Note the Le Guin-like way that sensory repetition pulls us through, a progression from sights to smells to sounds. It’s descriptive writing of uncommon loveliness and liveliness, whatever the genre. Then, the reveal: The perfection is predicated on pain. Not a lone tortured child, in this case, but something far more unexpected. Anyone who indulges unjust thoughts in Um-Helat, this society of happy equality and easy-access tamarind, is eliminated.
Jemisin has been dismissed, by a minority of reactionary detractors, as a “social justice warrior,” whose work advances an un-nuanced progressive politics. Is that what this is? A society that murders its intolerant citizens, orphans their young children? The tale practically explodes with complexity, with confusion. (Except, perhaps, when Jemisin states, rather than shows, social woes, resorting to the verbal fashions of the moment—but even that may be read in the context of commentary.) She could’ve issued a dutiful, activist-minded critique of Le Guin, in which true Omelasian/Um-Helatian progressives stay and fight. Instead, she twists it, resisting simplification. Le Guin stands both corrected and honored.

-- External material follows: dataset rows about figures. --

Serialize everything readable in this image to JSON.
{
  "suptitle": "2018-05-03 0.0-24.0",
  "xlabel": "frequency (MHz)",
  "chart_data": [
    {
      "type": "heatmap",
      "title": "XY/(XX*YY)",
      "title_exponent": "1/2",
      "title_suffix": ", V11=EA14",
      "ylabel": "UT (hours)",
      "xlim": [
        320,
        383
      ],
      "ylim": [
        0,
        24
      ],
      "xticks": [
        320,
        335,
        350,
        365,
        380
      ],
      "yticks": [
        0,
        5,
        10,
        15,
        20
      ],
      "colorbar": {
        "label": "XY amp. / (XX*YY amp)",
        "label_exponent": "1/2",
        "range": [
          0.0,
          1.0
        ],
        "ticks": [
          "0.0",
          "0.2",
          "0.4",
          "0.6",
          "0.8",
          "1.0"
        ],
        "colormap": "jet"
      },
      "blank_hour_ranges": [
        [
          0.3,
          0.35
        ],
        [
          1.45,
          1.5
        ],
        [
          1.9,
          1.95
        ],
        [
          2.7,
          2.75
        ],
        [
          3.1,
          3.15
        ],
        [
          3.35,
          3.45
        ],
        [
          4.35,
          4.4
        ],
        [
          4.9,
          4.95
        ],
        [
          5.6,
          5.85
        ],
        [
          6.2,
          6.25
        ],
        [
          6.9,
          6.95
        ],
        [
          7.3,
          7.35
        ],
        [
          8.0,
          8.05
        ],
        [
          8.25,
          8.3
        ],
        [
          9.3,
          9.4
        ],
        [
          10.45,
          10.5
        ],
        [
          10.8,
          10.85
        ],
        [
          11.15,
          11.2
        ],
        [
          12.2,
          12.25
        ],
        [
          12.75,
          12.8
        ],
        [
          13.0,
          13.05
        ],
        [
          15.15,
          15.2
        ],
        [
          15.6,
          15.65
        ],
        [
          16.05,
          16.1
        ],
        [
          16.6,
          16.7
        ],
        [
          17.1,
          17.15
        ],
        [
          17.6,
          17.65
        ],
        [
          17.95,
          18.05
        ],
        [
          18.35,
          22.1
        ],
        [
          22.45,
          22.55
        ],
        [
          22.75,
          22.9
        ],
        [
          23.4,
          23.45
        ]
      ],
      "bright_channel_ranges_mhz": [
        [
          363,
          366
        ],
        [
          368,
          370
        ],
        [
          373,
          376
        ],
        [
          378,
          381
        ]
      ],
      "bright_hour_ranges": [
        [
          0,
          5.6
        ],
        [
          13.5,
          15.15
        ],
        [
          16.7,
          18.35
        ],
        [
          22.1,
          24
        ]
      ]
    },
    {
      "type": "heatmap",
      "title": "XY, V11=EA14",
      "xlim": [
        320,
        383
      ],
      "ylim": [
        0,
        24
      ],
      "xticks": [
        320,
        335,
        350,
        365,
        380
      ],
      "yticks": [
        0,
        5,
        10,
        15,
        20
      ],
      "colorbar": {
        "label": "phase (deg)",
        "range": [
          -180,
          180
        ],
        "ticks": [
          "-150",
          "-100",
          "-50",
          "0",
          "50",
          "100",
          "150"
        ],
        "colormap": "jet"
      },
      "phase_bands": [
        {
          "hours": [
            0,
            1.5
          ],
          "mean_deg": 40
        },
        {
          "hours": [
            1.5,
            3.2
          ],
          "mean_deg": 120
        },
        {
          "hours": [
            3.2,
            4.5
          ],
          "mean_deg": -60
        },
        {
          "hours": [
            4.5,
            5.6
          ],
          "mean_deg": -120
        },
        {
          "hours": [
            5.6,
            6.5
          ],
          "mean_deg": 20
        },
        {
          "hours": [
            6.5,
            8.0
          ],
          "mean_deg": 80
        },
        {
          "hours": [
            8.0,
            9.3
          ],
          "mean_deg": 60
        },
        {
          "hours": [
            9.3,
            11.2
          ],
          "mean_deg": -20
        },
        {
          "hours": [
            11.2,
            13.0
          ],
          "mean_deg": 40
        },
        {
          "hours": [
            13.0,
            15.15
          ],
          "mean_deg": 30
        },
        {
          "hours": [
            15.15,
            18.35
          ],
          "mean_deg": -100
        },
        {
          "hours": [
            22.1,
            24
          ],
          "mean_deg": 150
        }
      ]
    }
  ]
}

One likes to think the master would have approved. Le Guin never took the easy way; she pushed on every assumption. That meant she could even—a foreign concept in the modern era—change her mind. Earlier this year, PBS released a note-perfect little documentary about Le Guin’s life, Worlds of Ursula K. Le Guin. There’s old black-and-white footage of a science-fiction meetup, where a middle-aged Le Guin is asked why one of the female characters in Tombs of Atuan, the second Earthsea book, doesn’t exactly “emerge as a liberated woman.” Le Guin responds with moving candor: “The Earthsea books as feminist literature are a total complete bust. From my own archetypes and from my own cultural upbringing, I couldn’t go down deep and come up with a woman wizard. Maybe I’ll learn to eventually, but when I wrote those I couldn’t do it. I wish I could have.”
She would indeed learn. Much of Le Guin’s later work unwrites what came before, just as Jemisin would come along to push us further, in the process confronting her own regressions. Thus the genre renews itself, bending toward progress. “Prize juries commonly short-list books by both men and women, but give the award to a man,” Le Guin complained in an essay written at the beginning of this decade. As it comes to a close, she’s finally being proved—for once—wrong. Jemisin won an unprecedented trio of Hugos for a series, Broken Earth, that centered on women wizards: a formidable mother and a fearless daughter, who could control mountains with their minds. Seven of the Hugo Awards for Best Novel in the 2010s, in fact, have gone to women, the most in the history of the prize. The stories reflect the shift, a hyperspace jump to new regions. “What do we learn from women?” Le Guin once asked. “My first huge generalization is that we learn how to be human.”
In The Fifth Season, the first book in Broken Earth and the best book of this decade, the main character has to make a horrific, unbearably human choice. One struggles to imagine a man writing it. Le Guin could have, but she didn’t. There, Jemisin is talking to another one of her literary heroes, Toni Morrison, and her novel Beloved. Morrison, who never exactly wrote science fiction but certainly imbued her stories with flashes of magic, was one of the very few other writers named a living legend by the Library of Congress. Le Guin’s spirit might not be winking down on us from the stars—the stars whose paths she so intricately charted over her singular, guiding career—but she’d twinkle at the cosmic coincidence. Morrison, too, passed away this decade, a year after Le Guin, at the immortal age of 88.